Opinions

Our View-Oil tax not too crude to help save higher education

Probably the most tragic part of the way California’s budget crisis is being dealt with in Sacramento is that all solutions being seriously considered revolve around butchery. The only word that has drawn political consensus is “cut,” a word our actor-turned-governor should be accustomed to hearing.

The only real debate seems to be over which vulnerable programs to take the scalpel to, and how deep the surgeon should slice. Education, welfare, health care and public assistance to the aged and disabled are the patients in the emergency room.

Not many legislators are working on actually generating new revenue to keep the state solvent. Sickeningly, some of the potential sources for increasing cash flow are resources in the public domain; resources all Californians should benefit from, but in reality don’t.

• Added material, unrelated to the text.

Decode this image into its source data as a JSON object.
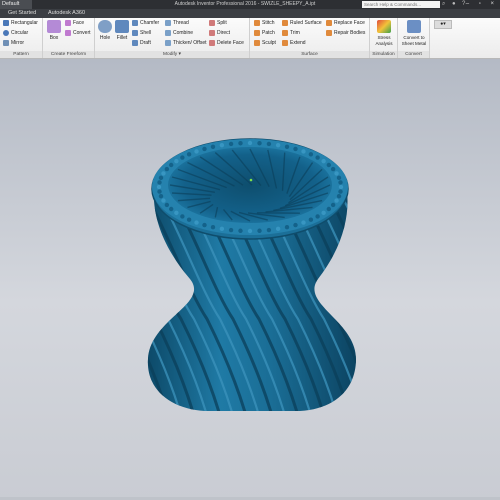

Nobody flinches that the only significant budget increase proposed by Gov. Arnold Schwarzenegger for 2009-2010 is $4 billion for corrections. This will surpass what the state spends on education — but we’re afraid of being seen as soft on crime.

The Public Policy Institute of California earlier this year projected the state will fall almost one million short of college-educated workers by 2025 — probably an optimistic estimate. So let’s cut education.

Another revenue source that already belongs to the citizens of California is oil.

Assembly Bill 656, the Oil and Gas Severance Tax to Fund Higher Education proposal written by Democratic State Assemblyman Albert Torrico, would establish a dedicated funding pool for higher education. The bill, if passed, would tax oil and gas drillers 9.9 percent for what they extract — and dedicate that money to the state’s three higher education systems.

AB 656, however, is being pooh-poohed by Republicans as a socialist concept. The Assembly decided on Tuesday to table discussing the bill for a couple of weeks, until they’ve decided what social programs to hack away. Republicans are crazy glued to the “No new taxes” mantra. They claim taxing oil would drive out business, something already shown to be a fallacy; Oil industries can’t pick up the oil and move it to another state.

This concept is already used in Republican states. Alaska, under the leadership of Gov. Sarah “Drill baby Drill” Palin, created just such a law in 2007. Alaska’s oil and gas severance tax is 25 percent, but that isn’t socialism in conservative eyes.

Texas, also Republican, has had a dedicated endowment for higher education since the 1800s, paid for by the state’s oil severance tax. As a result, Texas’s public higher learning isn’t prone to collapse, like California’s.

By having a dedicated endowment for the state’s public higher learning systems through a severance tax on public property, California could free up money from the General Fund to protect other programs being eliminated.